International Comparison of Household Debt Ratios
According to OECD data, household debt as a percentage of disposable income varies dramatically across countries. As of 2023, Switzerland stands at 229%, Australia at 186%, and South Korea at 206% - households carrying nearly double their income in debt. Meanwhile, Italy remains at 65% and Poland at 58%. These differences reflect the combined effects of housing market structure, ease of financial access, and cultural attitudes toward borrowing.
High debt ratios do not necessarily indicate economic distress. Switzerland's elevated figure stems from the practice of interest-only mortgages in a low-rate environment, where homeowners pay only interest without reducing principal. Since housing assets substantially exceed liabilities, net worth remains extremely healthy. Without understanding the institutional context behind the numbers, rankings become instruments of misinterpretation.
Structural Differences Between Mortgages and Consumer Credit
The composition of household debt differs markedly by country. In Australia and Canada, mortgages constitute 75-80% of total household debt, with soaring property prices driving up the overall ratio. South Korea's statistics are complicated by the inclusion of self-employed business loans in household debt figures - a unique accounting convention that complicates international comparison. In the United States, credit card debt and student loans form major components beyond mortgages.
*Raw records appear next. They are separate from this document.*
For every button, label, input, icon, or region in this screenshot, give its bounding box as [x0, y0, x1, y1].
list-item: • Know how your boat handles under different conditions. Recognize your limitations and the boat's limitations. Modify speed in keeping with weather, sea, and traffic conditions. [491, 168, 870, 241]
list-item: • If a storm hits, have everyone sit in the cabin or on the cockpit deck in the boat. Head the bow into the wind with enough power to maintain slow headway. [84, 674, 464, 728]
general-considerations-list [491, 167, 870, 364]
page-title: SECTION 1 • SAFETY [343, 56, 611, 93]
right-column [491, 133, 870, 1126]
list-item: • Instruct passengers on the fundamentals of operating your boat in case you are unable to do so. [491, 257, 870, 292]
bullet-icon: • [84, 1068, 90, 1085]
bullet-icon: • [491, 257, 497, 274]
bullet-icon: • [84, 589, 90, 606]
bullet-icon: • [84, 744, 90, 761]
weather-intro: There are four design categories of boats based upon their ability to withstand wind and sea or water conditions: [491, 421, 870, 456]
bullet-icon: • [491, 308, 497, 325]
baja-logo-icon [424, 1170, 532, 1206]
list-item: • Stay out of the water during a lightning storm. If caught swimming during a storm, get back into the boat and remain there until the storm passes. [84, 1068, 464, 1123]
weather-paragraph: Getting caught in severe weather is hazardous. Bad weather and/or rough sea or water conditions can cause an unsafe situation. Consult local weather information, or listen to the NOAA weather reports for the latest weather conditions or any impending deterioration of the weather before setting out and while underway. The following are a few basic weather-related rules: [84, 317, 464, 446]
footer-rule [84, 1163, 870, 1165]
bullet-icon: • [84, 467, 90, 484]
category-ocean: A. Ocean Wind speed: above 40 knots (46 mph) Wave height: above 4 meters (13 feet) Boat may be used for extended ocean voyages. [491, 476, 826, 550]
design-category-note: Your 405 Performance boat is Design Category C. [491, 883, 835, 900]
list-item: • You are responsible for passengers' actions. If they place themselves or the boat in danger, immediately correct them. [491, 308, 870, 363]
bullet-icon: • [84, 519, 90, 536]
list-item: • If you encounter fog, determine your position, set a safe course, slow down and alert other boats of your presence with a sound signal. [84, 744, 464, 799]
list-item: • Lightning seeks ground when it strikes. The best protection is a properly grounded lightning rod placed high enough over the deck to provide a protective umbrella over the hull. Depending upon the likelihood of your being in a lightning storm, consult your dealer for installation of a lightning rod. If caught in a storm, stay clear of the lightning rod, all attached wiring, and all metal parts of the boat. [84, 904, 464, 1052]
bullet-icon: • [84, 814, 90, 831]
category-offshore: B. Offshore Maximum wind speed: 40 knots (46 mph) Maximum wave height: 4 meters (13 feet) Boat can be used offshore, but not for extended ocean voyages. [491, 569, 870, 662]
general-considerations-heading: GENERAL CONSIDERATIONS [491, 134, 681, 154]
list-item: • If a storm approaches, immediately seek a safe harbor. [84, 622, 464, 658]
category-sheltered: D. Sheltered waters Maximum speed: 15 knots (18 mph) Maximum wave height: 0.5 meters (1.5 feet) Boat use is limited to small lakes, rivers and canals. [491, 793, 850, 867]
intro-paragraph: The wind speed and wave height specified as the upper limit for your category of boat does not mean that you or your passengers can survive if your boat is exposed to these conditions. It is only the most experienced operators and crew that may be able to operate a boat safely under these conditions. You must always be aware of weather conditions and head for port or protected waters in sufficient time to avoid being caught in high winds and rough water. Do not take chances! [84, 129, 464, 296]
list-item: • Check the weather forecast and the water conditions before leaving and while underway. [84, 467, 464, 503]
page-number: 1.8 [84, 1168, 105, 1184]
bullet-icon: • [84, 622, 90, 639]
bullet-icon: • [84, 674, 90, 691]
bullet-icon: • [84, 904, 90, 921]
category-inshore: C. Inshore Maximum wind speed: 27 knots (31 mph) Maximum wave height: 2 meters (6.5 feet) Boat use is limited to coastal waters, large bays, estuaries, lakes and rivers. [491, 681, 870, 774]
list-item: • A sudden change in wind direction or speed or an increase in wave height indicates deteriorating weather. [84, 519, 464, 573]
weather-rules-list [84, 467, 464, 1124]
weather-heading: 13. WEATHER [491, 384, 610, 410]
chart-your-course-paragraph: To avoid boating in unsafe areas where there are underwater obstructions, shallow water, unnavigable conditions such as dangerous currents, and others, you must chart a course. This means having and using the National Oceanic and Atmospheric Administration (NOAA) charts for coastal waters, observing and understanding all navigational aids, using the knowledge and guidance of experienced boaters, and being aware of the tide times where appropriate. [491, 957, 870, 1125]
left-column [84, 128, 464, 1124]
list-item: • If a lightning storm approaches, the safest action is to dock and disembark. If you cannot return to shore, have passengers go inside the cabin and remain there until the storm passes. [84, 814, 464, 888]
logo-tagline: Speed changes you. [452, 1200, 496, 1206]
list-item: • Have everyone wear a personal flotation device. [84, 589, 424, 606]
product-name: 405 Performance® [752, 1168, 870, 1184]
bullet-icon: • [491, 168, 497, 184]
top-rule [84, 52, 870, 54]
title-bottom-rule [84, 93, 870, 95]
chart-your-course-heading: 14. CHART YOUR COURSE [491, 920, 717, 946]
Consumer credit (credit cards, auto loans, student loans) typically carries interest rates several times higher than mortgages, meaning identical debt amounts impose vastly different repayment burdens. US student loan balances have reached $1.7 trillion, structurally impeding home purchases and wealth accumulation among younger generations. Simple ratio comparisons that ignore debt "quality" misrepresent the actual financial health of households.
Debt-to-Asset Ratio - An Alternative Perspective
Beyond the debt-to-income ratio, the debt-to-asset ratio provides crucial additional insight. Switzerland has among the world's highest debt ratios, yet combined financial and real estate assets exceed liabilities by more than fivefold, making household balance sheets extremely sound. Conversely, countries with moderate debt ratios but limited assets become vulnerable when interest rates rise or recessions hit.
The IMF's Financial Stability Report proposes a "financial fragility index" that compositely evaluates debt ratios, liquid asset ratios, interest rate sensitivity, and income stability. Under this index, countries with high debt but abundant assets and stable income (Switzerland, Denmark) rate as low-risk, while countries with moderate debt but unstable income (Turkey, Argentina) rate as high-risk. This exemplifies the limitations of single-indicator rankings.
Japan's Deleveraging - Lessons from the Post-Bubble Era
Japan's household debt ratio declined from approximately 130% to around 100% following the bubble collapse of the 1990s. This "deleveraging" continued for over two decades, suppressing consumption and slowing economic growth. Richard Koo (2008) termed this a "balance sheet recession" - theorizing the phenomenon where households and corporations simultaneously prioritize debt repayment, creating structural aggregate demand deficiency.
Japan's experience demonstrates that rapid debt accumulation followed by adjustment inflicts long-term damage on the broader economy. Whether South Korea (household debt ratio 206%) or China (rapidly rising) will enter similar adjustment phases is a matter of international concern. Household debt sustainability depends on interest rate levels, income growth rates, and housing price trajectories - a scenario where all three deteriorate simultaneously represents the maximum risk.
Apparent Prosperity Versus Genuine Economic Strength
High consumption levels and homeownership rates are frequently cited as indicators of "prosperity," but when sustained by debt, they diverge from genuine economic strength. Australia's homeownership rate stands at 66%, yet median mortgage values exceed seven times annual income, and a 1% interest rate increase adds over $500 monthly to repayments for many households.
When checking income or asset rankings on MyRank, the importance of evaluating "net worth" after subtracting debt becomes clear. Someone earning $80,000 annually with a $500,000 mortgage may have lower net worth than someone earning $50,000 with zero debt. Rankings invert depending on which metric is measured. Maintaining constant awareness of what is being measured and combining multiple indicators for comprehensive judgment constitutes the core of data literacy.